Des échantillons pour l'étude ont été rassemblés des crabots karéliens symptomatiques et asymptomatiques finlandais et suédois d'ours.

« Nous sommes parvenus à obtenir des échantillons d'un total de huit chiots malades de cinq portées différentes. Les chiots étaient pas moins 20 centimètres plus petit que la normale, avec bon nombre d'entre elles ayant également une couche comme un chiot ou une alopécie importante. Typique de la maladie, leurs sympt40mes ont été variés. Une poignée de transporteurs de la variante POU1F1 ont été également trouvées dans des bergers de Lapponian dans une analyse entourant plus de 8.000 crabots, » dit Kaisa Kyöstilä, PhD, le premier auteur de l'article.

L'étude a confirmé que la maladie est héritée recessively, signifiant que les crabots affectés héritent de la variante de gène des deux parents. Parmi les crabots karéliens d'ours, seulement 8% de la race transporte la défectuosité, et les transporteurs ne développent pas la maladie. Le test de gène basé sur la conclusion de recherches peut être employé pour recenser des transporteurs, pour éviter des combinaisons de transporteur-transporteur en reproduction et pour supprimer cette maladie sévère de la race totalement.

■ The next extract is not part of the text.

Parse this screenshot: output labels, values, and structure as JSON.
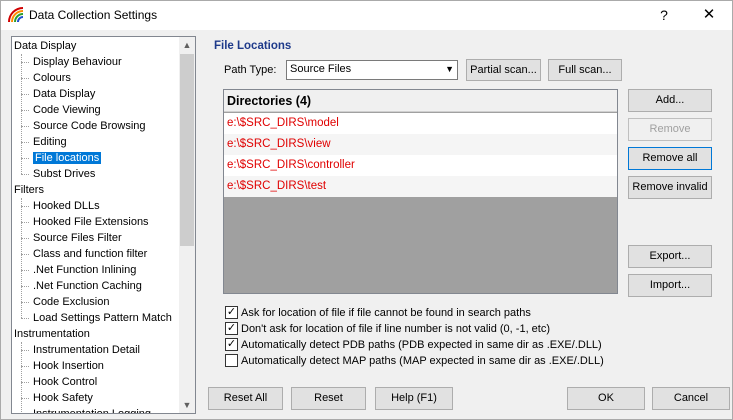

La dernière découverte du gène POU1F1 est déjà le troisième gène de la maladie décrit dans les crabots karéliens d'ours. L'organisme de recherche a précédemment décrit des découvertes de gène liées au nanisme (tige dans finlandais seulement) et au hypophosphatasia.

Source:
Journal reference:

Kyöstilä, K., et al. (2021) Intronic variant in POU1F1 associated with canine pituitary dwarfism. Human Genetics. doi.org/10.1007/s00439-021-02259-2.